ABBO News

Rio Tinto Dual Listing Comes Under Fire Activist Investor Seeks Major Changes

Rio Tinto Dual Listing Comes Under Fire; Activist Investor Seeks Major Changes

Activist investor Palliser Capital demanded Rio Tinto (NYSE: RIO) scrap its primary listing in London and unify its corporate structure in Australia, saying about $50 billion in shareholder value has already been lost due to the dual listing.

UK-based Palliser in a strongly worded letter to the iron ore giant’s board said on Wednesday that doing away with the “outdated” dual listing structure would unlock $28 billion in value to London shareholders in the near term and additional value for the combined group in the medium term.

“We implore the Board to act swiftly to stop the clock on further value destruction for shareholders in the hands of a structure that is unfit for the corporate world of today,” the hedge fund said.
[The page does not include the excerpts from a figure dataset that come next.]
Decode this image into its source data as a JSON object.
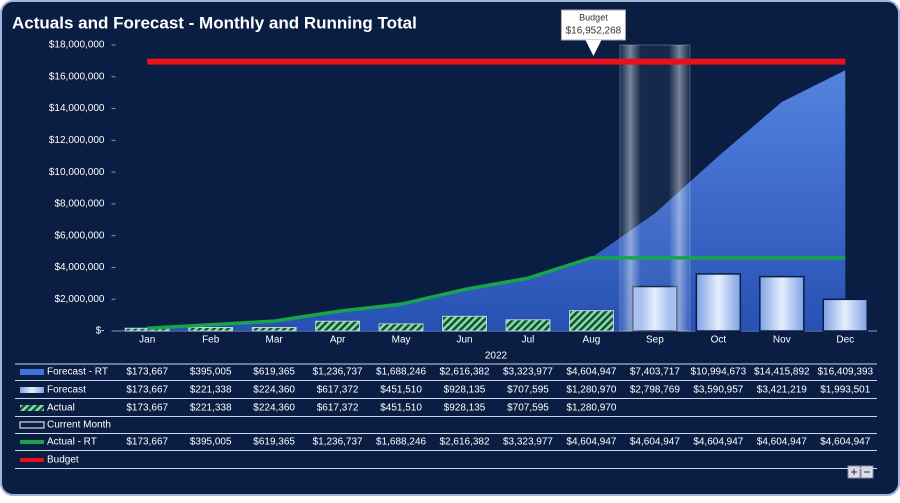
{
  "chart_data": {
    "type": "combo",
    "title": "Actuals and Forecast - Monthly and Running Total",
    "x_label": "2022",
    "categories": [
      "Jan",
      "Feb",
      "Mar",
      "Apr",
      "May",
      "Jun",
      "Jul",
      "Aug",
      "Sep",
      "Oct",
      "Nov",
      "Dec"
    ],
    "ylim": [
      0,
      18000000
    ],
    "yticks": [
      {
        "value": 0,
        "label": "$-"
      },
      {
        "value": 2000000,
        "label": "$2,000,000"
      },
      {
        "value": 4000000,
        "label": "$4,000,000"
      },
      {
        "value": 6000000,
        "label": "$6,000,000"
      },
      {
        "value": 8000000,
        "label": "$8,000,000"
      },
      {
        "value": 10000000,
        "label": "$10,000,000"
      },
      {
        "value": 12000000,
        "label": "$12,000,000"
      },
      {
        "value": 14000000,
        "label": "$14,000,000"
      },
      {
        "value": 16000000,
        "label": "$16,000,000"
      },
      {
        "value": 18000000,
        "label": "$18,000,000"
      }
    ],
    "series": [
      {
        "name": "Forecast - RT",
        "kind": "area",
        "color": "#3f74d9",
        "values": [
          173667,
          395005,
          619365,
          1236737,
          1688246,
          2616382,
          3323977,
          4604947,
          7403717,
          10994673,
          14415892,
          16409393
        ],
        "value_labels": [
          "$173,667",
          "$395,005",
          "$619,365",
          "$1,236,737",
          "$1,688,246",
          "$2,616,382",
          "$3,323,977",
          "$4,604,947",
          "$7,403,717",
          "$10,994,673",
          "$14,415,892",
          "$16,409,393"
        ]
      },
      {
        "name": "Forecast",
        "kind": "bar",
        "color": "#c9d8f5",
        "values": [
          173667,
          221338,
          224360,
          617372,
          451510,
          928135,
          707595,
          1280970,
          2798769,
          3590957,
          3421219,
          1993501
        ],
        "value_labels": [
          "$173,667",
          "$221,338",
          "$224,360",
          "$617,372",
          "$451,510",
          "$928,135",
          "$707,595",
          "$1,280,970",
          "$2,798,769",
          "$3,590,957",
          "$3,421,219",
          "$1,993,501"
        ]
      },
      {
        "name": "Actual",
        "kind": "hatch",
        "color": "#6fd08c",
        "values": [
          173667,
          221338,
          224360,
          617372,
          451510,
          928135,
          707595,
          1280970,
          null,
          null,
          null,
          null
        ],
        "value_labels": [
          "$173,667",
          "$221,338",
          "$224,360",
          "$617,372",
          "$451,510",
          "$928,135",
          "$707,595",
          "$1,280,970",
          null,
          null,
          null,
          null
        ]
      },
      {
        "name": "Current Month",
        "kind": "highlight",
        "color": "#ffffff",
        "values": [
          null,
          null,
          null,
          null,
          null,
          null,
          null,
          null,
          18000000,
          null,
          null,
          null
        ]
      },
      {
        "name": "Actual - RT",
        "kind": "line",
        "color": "#16a54a",
        "values": [
          173667,
          395005,
          619365,
          1236737,
          1688246,
          2616382,
          3323977,
          4604947,
          4604947,
          4604947,
          4604947,
          4604947
        ],
        "value_labels": [
          "$173,667",
          "$395,005",
          "$619,365",
          "$1,236,737",
          "$1,688,246",
          "$2,616,382",
          "$3,323,977",
          "$4,604,947",
          "$4,604,947",
          "$4,604,947",
          "$4,604,947",
          "$4,604,947"
        ]
      },
      {
        "name": "Budget",
        "kind": "budget",
        "color": "#e8121b",
        "values": [
          16952268,
          16952268,
          16952268,
          16952268,
          16952268,
          16952268,
          16952268,
          16952268,
          16952268,
          16952268,
          16952268,
          16952268
        ]
      }
    ],
    "annotation": {
      "title": "Budget",
      "label": "$16,952,268",
      "category": 7
    }
  }
}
It has demanded an independent, comprehensive, and transparent review by the miner’s board into the rationale for maintaining a corporate structure that it says every other large company has moved on from.

Rio Tinto (NYSE: RIO), the world’s biggest iron ore producer, did not immediately respond to a Reuters request for comment.

The miner’s inability to carry out stock-based mergers and acquisitions has cost shareholders an estimated $35.6 billion since the dual structure was implemented three decades ago, Palliser further stated in its letter.

“Rio Tinto’s approach to M&A (mergers and acquisitions) is both an obvious statistical anomaly and entirely unsustainable going forward,” the activist investor said.

Palliser also gave BHP’s example, which scrapped its dual listing in favor of its main listing in Sydney in 2022, and said a unified Rio Tinto would trade up to and ultimately surpass its current price, which closed at A$120.08 ($77.30) per share on Wednesday.

The London-listed stock ended at 50.20 pounds ($63.68) on Tuesday.